Frauensprache - ein alter Hut, eine Diskussion von vorgestern? Schließlich gibt es kein offizielles Formular mehr, keine Stellenausschreibung, die nicht ausdrücklich Männer und Frauen gleichermaßen erwähnt: der Antragsteller, die Antragstellerin, der Bewerber, die Bewerberin. Und doch ist es immer noch so, dass in der deutschen Sprache die männliche Form als die allgemein Gültige benutzt wird. Kurz: Die deutsche Sprache verleitet dazu, Männer in den Vordergrund zu stellen.

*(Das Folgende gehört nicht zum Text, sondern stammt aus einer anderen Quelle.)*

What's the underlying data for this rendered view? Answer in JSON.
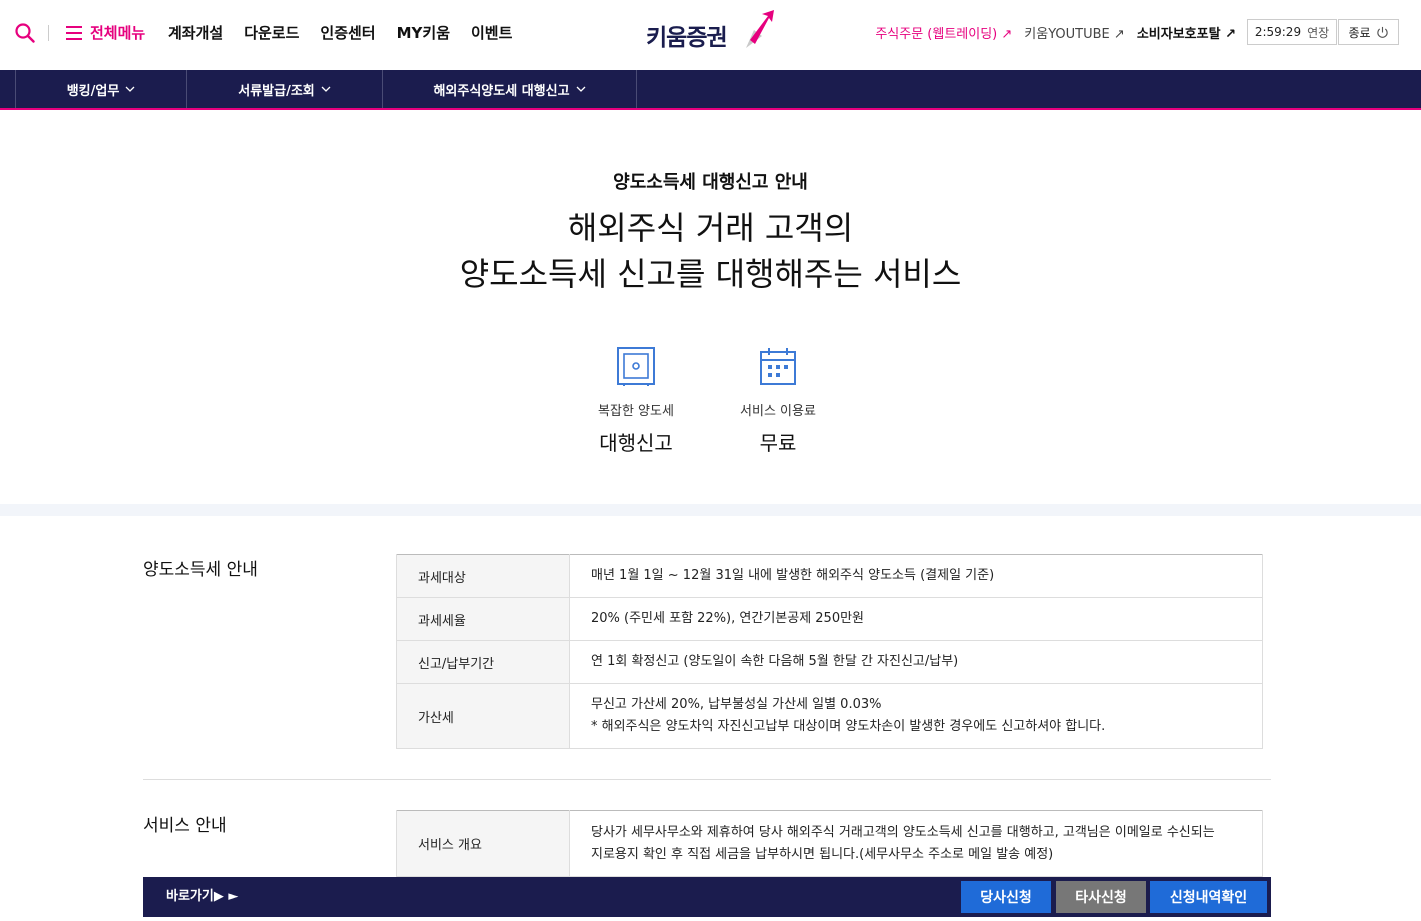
{
  "header": {
    "search_icon": "search-icon",
    "all_menu_label": "전체메뉴",
    "gnb": [
      "계좌개설",
      "다운로드",
      "인증센터",
      "MY키움",
      "이벤트"
    ],
    "logo_text": "키움증권",
    "util": [
      {
        "label": "주식주문 (웹트레이딩)",
        "style": "pink"
      },
      {
        "label": "키움YOUTUBE",
        "style": "gray"
      },
      {
        "label": "소비자보호포탈",
        "style": "bold"
      }
    ],
    "timer_value": "2:59:29",
    "timer_extend": "연장",
    "logout_label": "종료"
  },
  "nav": {
    "items": [
      "뱅킹/업무",
      "서류발급/조회",
      "해외주식양도세 대행신고"
    ]
  },
  "hero": {
    "subtitle": "양도소득세 대행신고 안내",
    "title_line1": "해외주식 거래 고객의",
    "title_line2": "양도소득세 신고를 대행해주는 서비스",
    "features": [
      {
        "icon": "safe-icon",
        "caption": "복잡한 양도세",
        "value": "대행신고"
      },
      {
        "icon": "calendar-icon",
        "caption": "서비스 이용료",
        "value": "무료"
      }
    ]
  },
  "tax_section": {
    "title": "양도소득세 안내",
    "rows": [
      {
        "label": "과세대상",
        "value": "매년 1월 1일 ~ 12월 31일 내에 발생한 해외주식 양도소득 (결제일 기준)"
      },
      {
        "label": "과세세율",
        "value": "20% (주민세 포함 22%), 연간기본공제 250만원"
      },
      {
        "label": "신고/납부기간",
        "value": "연 1회 확정신고 (양도일이 속한 다음해 5월 한달 간 자진신고/납부)"
      },
      {
        "label": "가산세",
        "value": "무신고 가산세 20%, 납부불성실 가산세 일별 0.03%",
        "note": "* 해외주식은 양도차익 자진신고납부 대상이며 양도차손이 발생한 경우에도 신고하셔야 합니다."
      }
    ]
  },
  "service_section": {
    "title": "서비스 안내",
    "rows": [
      {
        "label": "서비스 개요",
        "value_line1": "당사가 세무사무소와 제휴하여 당사 해외주식 거래고객의 양도소득세 신고를 대행하고, 고객님은 이메일로 수신되는",
        "value_line2": "지로용지 확인 후 직접 세금을 납부하시면 됩니다.(세무사무소 주소로 메일 발송 예정)"
      }
    ]
  },
  "bottom_bar": {
    "goto_label": "바로가기▶ ►",
    "buttons": [
      "당사신청",
      "타사신청",
      "신청내역확인"
    ]
  },
  "colors": {
    "brand_pink": "#e6007e",
    "navy": "#1b1c4e",
    "blue_button": "#1f6bd8",
    "gray_button": "#777777",
    "icon_blue": "#3d7ad6"
  }
}
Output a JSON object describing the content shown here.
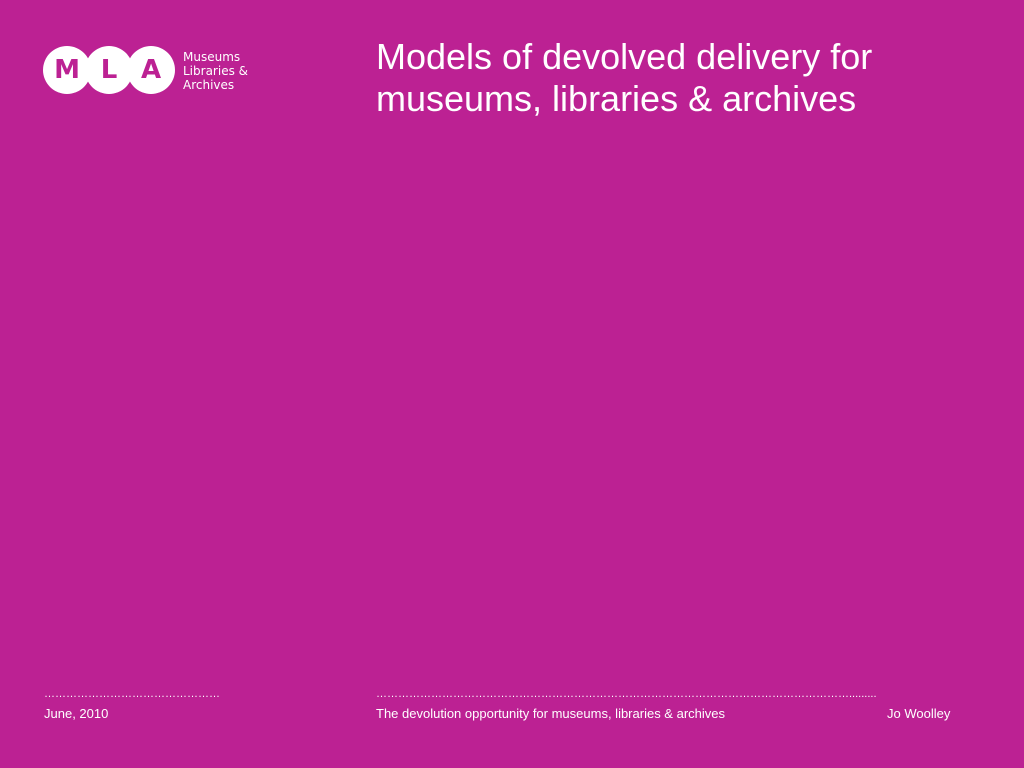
{
  "logo": {
    "letters": [
      "M",
      "L",
      "A"
    ],
    "words": [
      "Museums",
      "Libraries &",
      "Archives"
    ]
  },
  "title": {
    "line1": "Models of devolved delivery for",
    "line2": "museums, libraries & archives"
  },
  "footer": {
    "left_rule": "…………………………………………",
    "right_rule": "………………………………………………………………………………………………………………….........",
    "date": "June, 2010",
    "subject": "The devolution opportunity for museums, libraries & archives",
    "author": "Jo Woolley"
  },
  "colors": {
    "background": "#bc2193",
    "text": "#ffffff"
  }
}
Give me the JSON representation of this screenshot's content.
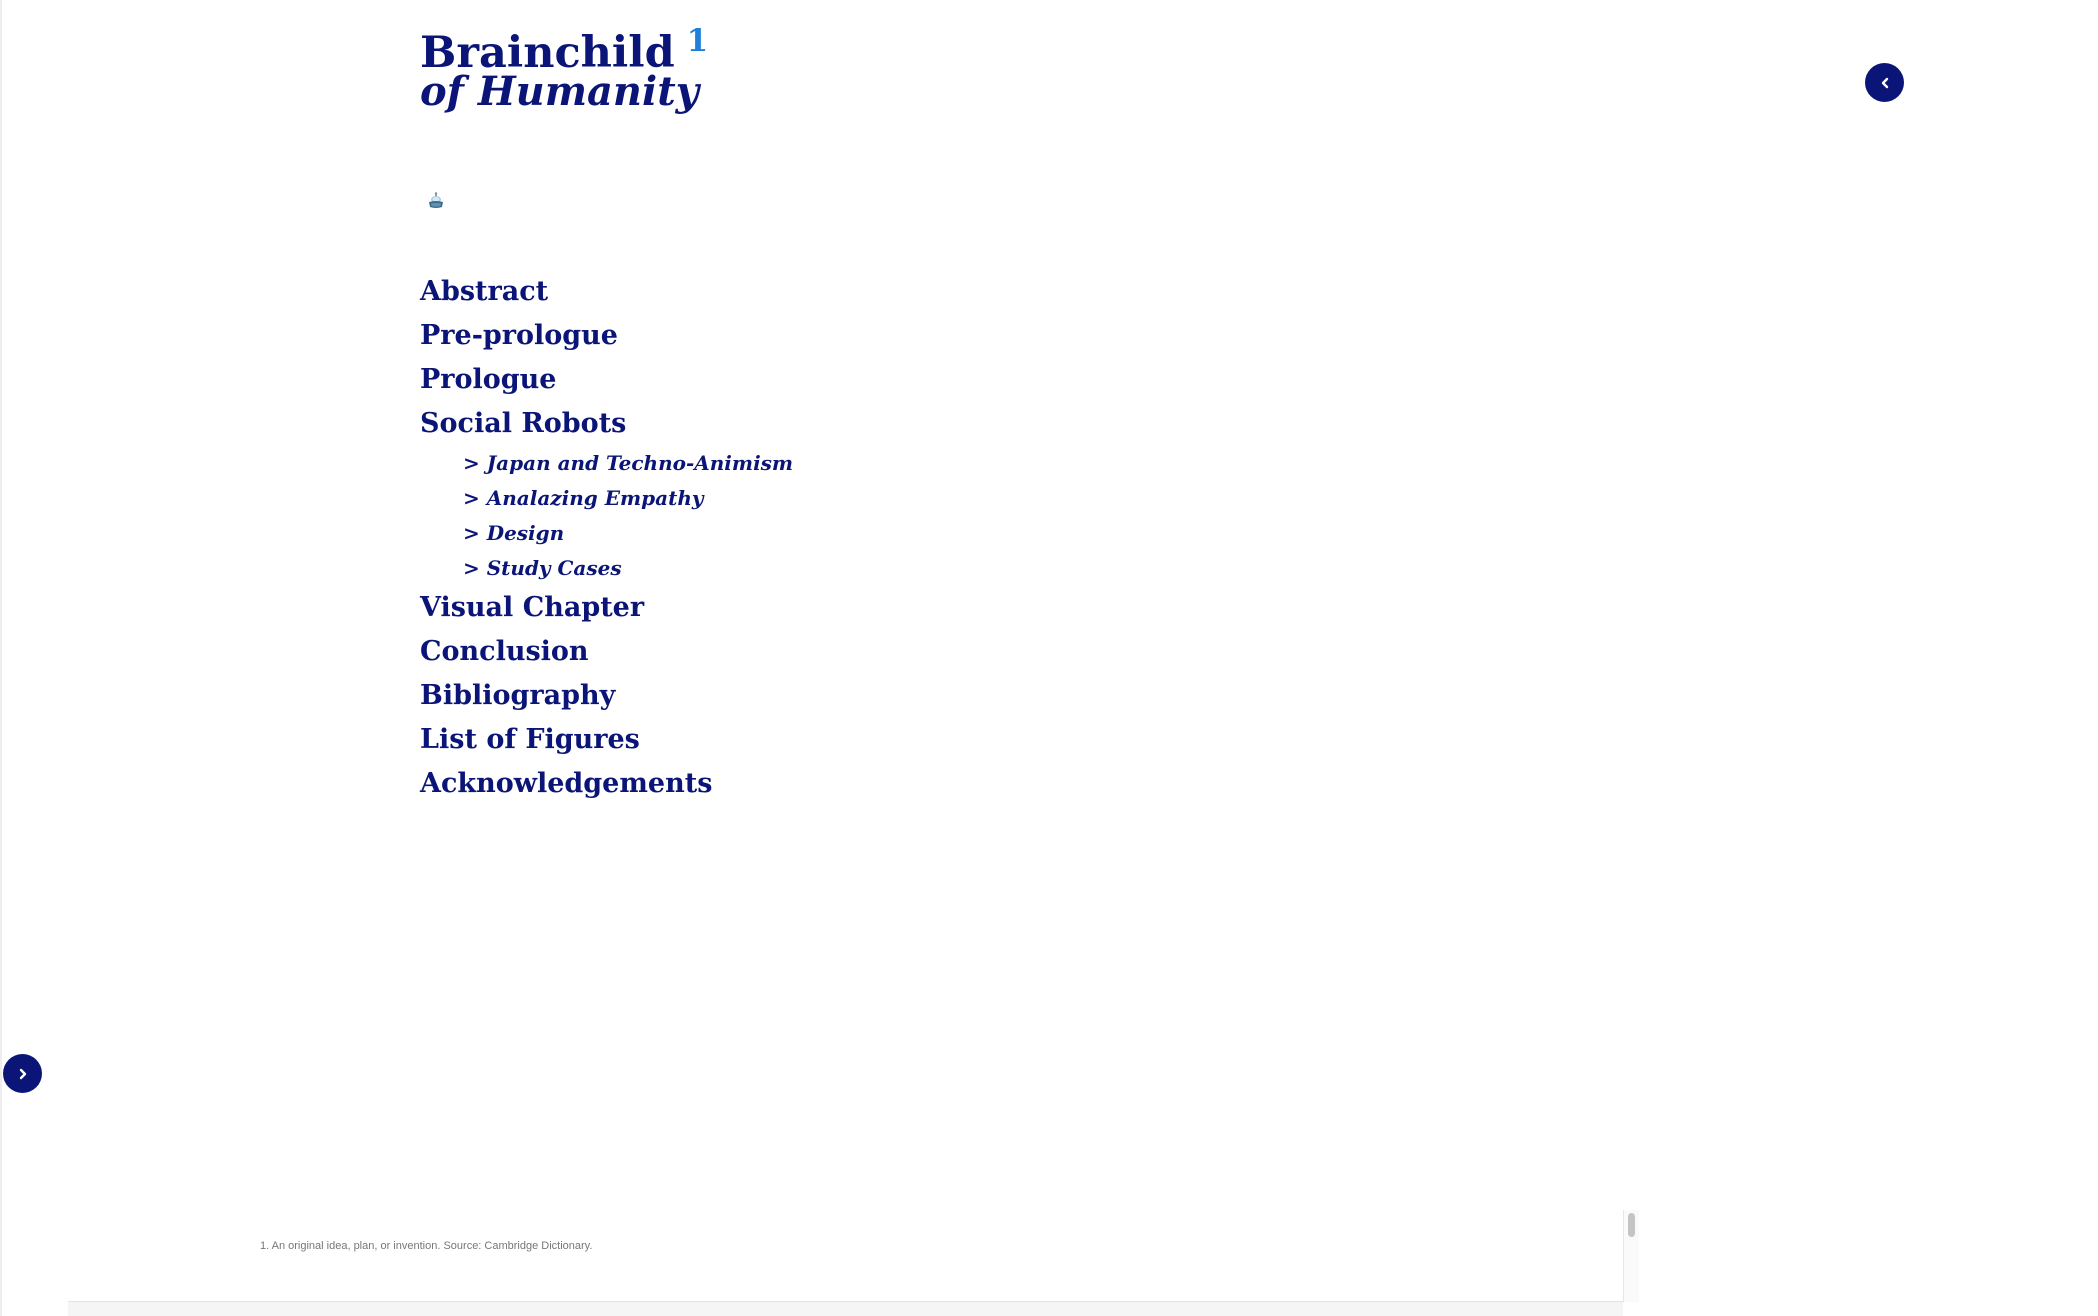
{
  "header": {
    "title_line1": "Brainchild",
    "title_sup": "1",
    "title_line2": "of Humanity"
  },
  "icons": {
    "mascot": "robot-mascot-icon",
    "collapse": "chevron-left-icon",
    "expand": "chevron-right-icon"
  },
  "toc": {
    "items": [
      {
        "label": "Abstract"
      },
      {
        "label": "Pre-prologue"
      },
      {
        "label": "Prologue"
      },
      {
        "label": "Social Robots"
      },
      {
        "label": "Visual Chapter"
      },
      {
        "label": "Conclusion"
      },
      {
        "label": "Bibliography"
      },
      {
        "label": "List of Figures"
      },
      {
        "label": "Acknowledgements"
      }
    ],
    "social_robots_sub": [
      {
        "label": "> Japan and Techno-Animism"
      },
      {
        "label": "> Analazing Empathy"
      },
      {
        "label": "> Design"
      },
      {
        "label": "> Study Cases"
      }
    ]
  },
  "footnote": {
    "text": "1. An original idea, plan, or invention. Source: Cambridge Dictionary."
  },
  "colors": {
    "primary": "#0b1577",
    "accent": "#1f7fd9",
    "background": "#ffffff",
    "footnote_text": "#777777"
  }
}
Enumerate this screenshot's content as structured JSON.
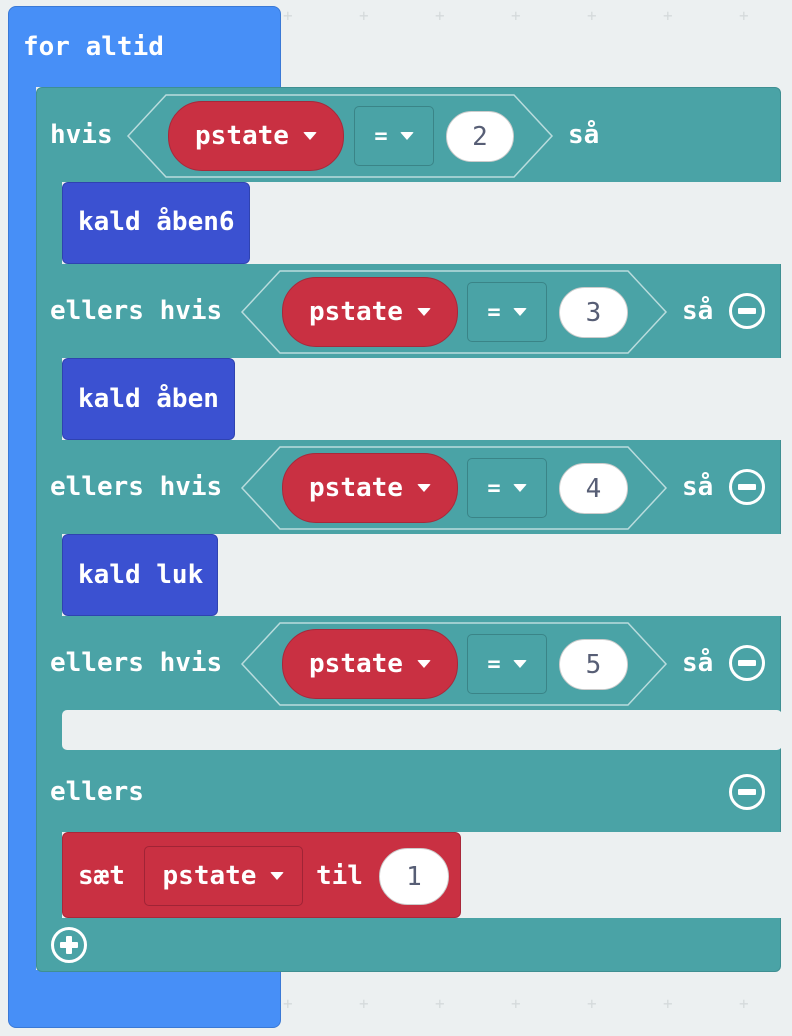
{
  "forever": {
    "label": "for altid"
  },
  "if_block": {
    "if_label": "hvis",
    "then_label": "så",
    "elseif_label": "ellers hvis",
    "else_label": "ellers",
    "variable": "pstate",
    "operator": "=",
    "branches": [
      {
        "value": "2",
        "call": "kald åben6"
      },
      {
        "value": "3",
        "call": "kald åben"
      },
      {
        "value": "4",
        "call": "kald luk"
      },
      {
        "value": "5",
        "call": ""
      }
    ],
    "else_body": {
      "set_label": "sæt",
      "variable": "pstate",
      "to_label": "til",
      "value": "1"
    }
  },
  "icons": {
    "remove": "minus-circle-icon",
    "add": "plus-circle-icon",
    "dropdown": "dropdown-triangle-icon"
  },
  "colors": {
    "forever": "#478ff7",
    "logic": "#4aa3a6",
    "variable": "#c93042",
    "function": "#3b51d1",
    "workspace": "#ecf0f1"
  }
}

Die Linguistin und Autorin Luise F. Pusch findet das ungerecht und wird seit den 1980er Jahren nicht müde, in Büchern und Beiträgen unser "Deutsch auf Vorderfrau" zu bringen. So heißt auch ihr zuletzt erschienener Band mit Glossen. Gabriela Schaaf hat mit ihr darüber gesprochen, inwieweit die Gerechtigkeitslücken in unserer Sprache geschlossen werden konnten.

Deutsche Welle: Frau Pusch, wie steht es denn aus Ihrer Sicht aktuell um die Bemühungen, unsere Sprache geschlechtsgerechter zu gestalten?

Luise F. Pusch: Als wir mit der feministischen Sprachkritik anfingen, war erstmal die ganze Gesellschaft überrascht. Aber das progressive Spektrum hat sich doch solidarisiert und hat auch begeistert mitgemacht. Was jetzt besonders verwundert, ist, dass auch jüngere Frauen, also nicht nur jüngere Männer, von denen wir das nicht anders erwarten, oft sehr stark dagegen argumentieren.

Warum es denn so wichtig, in der Sprache geschlechtlich genau zu sein?

Da gibt es ein ganzes Bündel von Gründen. Die deutsche Sprache ist mit ihrem Genus-System und dem sogenannten generischen Maskulinum so geartet, dass wir zum Beispiel fragen: "Wer wird der nächste Bundespräsident?". Das ist grammatikalisch korrekt. Wenn Sie aber sagen würden: "Wer wird die nächste Bundespräsidentin?" würde es heißen: "Ja, aber wieso denn eine Frau?"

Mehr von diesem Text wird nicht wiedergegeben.